La croissance est-elle de retour ? La Banque de France a sondé le cœur de 8 500 dirigeants de la grande région pour connaitre leur sentiment sur le niveau d’activité de leurs entreprises (en pourcentage du niveau jugé « normal »). De manière globale, la production industrielle est en léger retrait en mai (moins 10 points sous la normale), pénalisée par des difficultés d’approvisionnement notamment dans l’industrie automobile (lire encadré). Mais en juin, une légère progression globale était anticipée : les carnets de commandes sont consistants, tandis que l’augmentation des prix des matières premières se poursuit. Les prévisions font état d’une légère augmentation de l’activité à court terme mais les fabrications de matériels de transport et d’équipements électriques, électroniques et autres machines demeurent les segments les plus en retrait par rapport à leur niveau normal. Chez eux, la production accuse un recul, principalement sous l’effet de difficultés d’approvisionnement en composants électroniques. Les commandes, toujours dynamiques, restent par conséquent plus durablement en carnets ; ceux-ci deviennent encore plus consistants. Les stocks sont sollicités et demeurent étroits. La hausse des prix des matières premières se poursuit. L’activité devrait retrouver une légère progression.

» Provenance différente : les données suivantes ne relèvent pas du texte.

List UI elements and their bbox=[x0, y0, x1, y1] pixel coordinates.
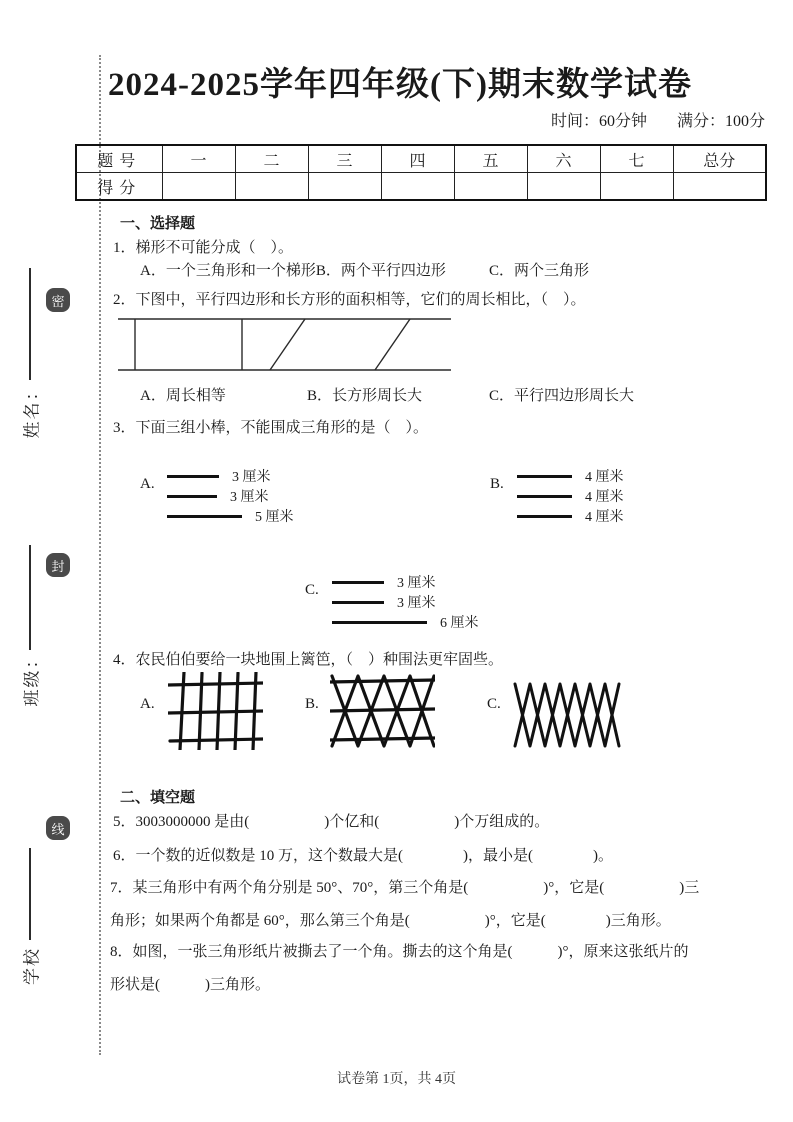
parallelogram-rectangle-figure bbox=[118, 316, 453, 373]
fence-zigzag-figure bbox=[512, 672, 622, 754]
stick-line bbox=[517, 475, 572, 478]
question-1-option-a: A．一个三角形和一个梯形 bbox=[140, 263, 316, 279]
score-cell bbox=[527, 173, 600, 201]
section-heading-fill: 二、填空题 bbox=[120, 790, 196, 806]
score-table-header-cell: 六 bbox=[527, 145, 600, 173]
score-cell bbox=[162, 173, 235, 201]
question-7-line-2: 角形；如果两个角都是 60°，那么第三个角是( )°，它是( )三角形。 bbox=[110, 913, 671, 929]
question-6: 6．一个数的近似数是 10 万，这个数最大是( )，最小是( )。 bbox=[113, 848, 613, 864]
stick-line bbox=[167, 515, 242, 518]
seal-badge-xian: 线 bbox=[46, 816, 70, 840]
score-table-header-cell: 五 bbox=[454, 145, 527, 173]
exam-title: 2024-2025学年四年级(下)期末数学试卷 bbox=[108, 67, 692, 103]
score-table-header-row bbox=[76, 145, 766, 173]
stick-group-b-label: B. bbox=[490, 476, 504, 492]
school-blank-line bbox=[29, 848, 31, 940]
score-row-label: 得分 bbox=[76, 173, 162, 201]
score-cell bbox=[308, 173, 381, 201]
stick-line bbox=[517, 515, 572, 518]
score-cell bbox=[600, 173, 673, 201]
question-1-option-b: B．两个平行四边形 bbox=[315, 263, 446, 279]
score-table-header-cell: 题号 bbox=[76, 145, 162, 173]
score-cell bbox=[454, 173, 527, 201]
fence-option-c-label: C. bbox=[487, 696, 501, 712]
score-table-header-cell: 三 bbox=[308, 145, 381, 173]
seal-badge-mi: 密 bbox=[46, 288, 70, 312]
fence-grid-figure bbox=[168, 672, 263, 750]
score-cell bbox=[673, 173, 766, 201]
stick-line bbox=[332, 621, 427, 624]
question-1-option-c: C．两个三角形 bbox=[489, 263, 590, 279]
stick-line bbox=[167, 475, 219, 478]
fence-option-b-label: B. bbox=[305, 696, 319, 712]
score-table-header-cell: 四 bbox=[381, 145, 454, 173]
score-table-score-row bbox=[76, 173, 766, 201]
question-5: 5．3003000000 是由( )个亿和( )个万组成的。 bbox=[113, 814, 550, 830]
stick-row: 3 厘米 bbox=[167, 466, 294, 486]
seal-dotted-line bbox=[99, 55, 101, 1055]
stick-group-c bbox=[305, 568, 555, 638]
question-8 bbox=[110, 936, 689, 1002]
stick-line bbox=[167, 495, 217, 498]
stick-row: 3 厘米 bbox=[332, 592, 479, 612]
question-4: 4．农民伯伯要给一块地围上篱笆，（ ）种围法更牢固些。 bbox=[113, 652, 504, 668]
stick-row: 4 厘米 bbox=[517, 486, 624, 506]
fence-cross-figure bbox=[330, 672, 435, 750]
stick-line bbox=[332, 581, 384, 584]
stick-group-a-label: A. bbox=[140, 476, 155, 492]
stick-group-a bbox=[140, 462, 390, 532]
question-2: 2．下图中，平行四边形和长方形的面积相等，它们的周长相比，（ ）。 bbox=[113, 292, 586, 308]
score-table-header-cell: 一 bbox=[162, 145, 235, 173]
score-table bbox=[75, 144, 767, 201]
class-blank-line bbox=[29, 545, 31, 650]
fence-option-a-label: A. bbox=[140, 696, 155, 712]
question-2-option-c: C．平行四边形周长大 bbox=[489, 388, 635, 404]
stick-row: 3 厘米 bbox=[167, 486, 294, 506]
question-8-line-1: 8．如图，一张三角形纸片被撕去了一个角。撕去的这个角是( )°，原来这张纸片的 bbox=[110, 944, 689, 960]
question-7-line-1: 7．某三角形中有两个角分别是 50°、70°，第三个角是( )°，它是( )三 bbox=[110, 880, 700, 896]
stick-row: 5 厘米 bbox=[167, 506, 294, 526]
question-8-line-2: 形状是( )三角形。 bbox=[110, 977, 270, 993]
score-cell bbox=[381, 173, 454, 201]
seal-badge-feng: 封 bbox=[46, 553, 70, 577]
stick-line bbox=[517, 495, 572, 498]
question-7 bbox=[110, 872, 699, 938]
stick-row: 4 厘米 bbox=[517, 506, 624, 526]
score-cell bbox=[235, 173, 308, 201]
question-2-options bbox=[140, 384, 760, 404]
page-number: 试卷第 1页，共 4页 bbox=[337, 1072, 456, 1087]
time-limit: 时间：60分钟 bbox=[550, 113, 647, 130]
question-1: 1．梯形不可能分成（ ）。 bbox=[113, 240, 294, 256]
stick-row: 4 厘米 bbox=[517, 466, 624, 486]
stick-group-b bbox=[490, 462, 740, 532]
stick-row: 6 厘米 bbox=[332, 612, 479, 632]
score-table-header-cell: 总分 bbox=[673, 145, 766, 173]
stick-row: 3 厘米 bbox=[332, 572, 479, 592]
name-blank-line bbox=[29, 268, 31, 380]
question-2-option-a: A．周长相等 bbox=[140, 388, 226, 404]
stick-group-c-label: C. bbox=[305, 582, 319, 598]
question-1-options bbox=[140, 259, 760, 280]
question-2-option-b: B．长方形周长大 bbox=[307, 388, 423, 404]
section-heading-choice: 一、选择题 bbox=[120, 216, 196, 232]
score-table-header-cell: 二 bbox=[235, 145, 308, 173]
stick-line bbox=[332, 601, 384, 604]
score-table-header-cell: 七 bbox=[600, 145, 673, 173]
question-3: 3．下面三组小棒，不能围成三角形的是（ ）。 bbox=[113, 420, 429, 436]
exam-meta bbox=[380, 108, 765, 131]
full-score: 满分：100分 bbox=[676, 113, 765, 130]
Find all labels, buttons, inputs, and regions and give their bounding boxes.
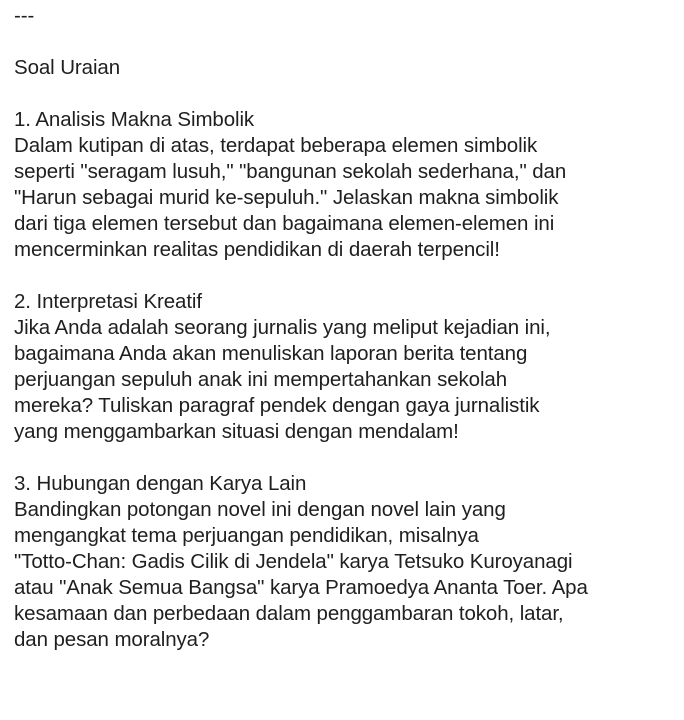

Les services marchands tirés par  l’hôtellerie restauration

Comme attendu, la reprise de l’activité est globalement soutenue. A l’exception des activités informatiques, tous les secteurs progressent, notamment la restauration et l’hébergement. Les prix des prestations s’inscrivent globalement en hausse modérée. Les activités d’hébergement et de restauration devraient conserver leur dynamique de croissance et tirer la tendance globale du secteur. La plupart des autres segments anticipaient un ralentissement de leur activité (niveaux d’activité entre 5 et 7 points en dessous de leur niveau normal pour mai) avant des jours meilleurs..

Stéphane Hovaere.

Les freins à une dynamique plus forte

Sur la question des approvisionnements, près de la moitié des entreprises de l’industrie et du bâtiment interrogées par la Banque de France indiquent des difficultés d’approvisionnement et celles-ci tendent à s’intensifier. Selon la CAPEB (Confédération de l’Artisanat et des Petites Entreprises du Bâtiment) : « C’est d’abord l’acier qui a été concerné, rapidement suivi par le bois de structure, puis les adjuvants mortiers et bétons, le polyuréthane, les composants électroniques, les colles, les peintures, le cuivre… ». D’après une enquête de la Confédération des PME (CPME) de mai 2021 auprès de 2060 dirigeants, 28% des entreprises rencontrent des difficultés d’approvisionnement, tandis que 59% d’entre elles sont impactées par la hausse du prix des matières premières. Certaines évoquent aussi des difficultés de recrutement. Pour autant, à ce stade, cela n’empêche pas leurs propres perspectives d’activité de s’améliorer…sauf dans l’hôtellerie restauration. Selon une étude de Pôle emploi publiée en mai dernier, en Bourgogne Franche-Comté : « les difficultés de recrutement anticipées par les employeurs de ces secteurs concernent 54.4 % des projets d’embauche en 2021. Au total, 6870 projets d’embauches sont proposés et 54.7 % sont des emplois saisonniers ». Dans les emplois non saisonniers, les métiers les plus en manque restent : charpentiers, couvreurs, géomètres, tuyauteurs, vétérinaires, médecins, régleurs, aides à domiciles et aides ménagères, carrossiers automobiles, mécaniciens et électroniciens de véhicules, etc.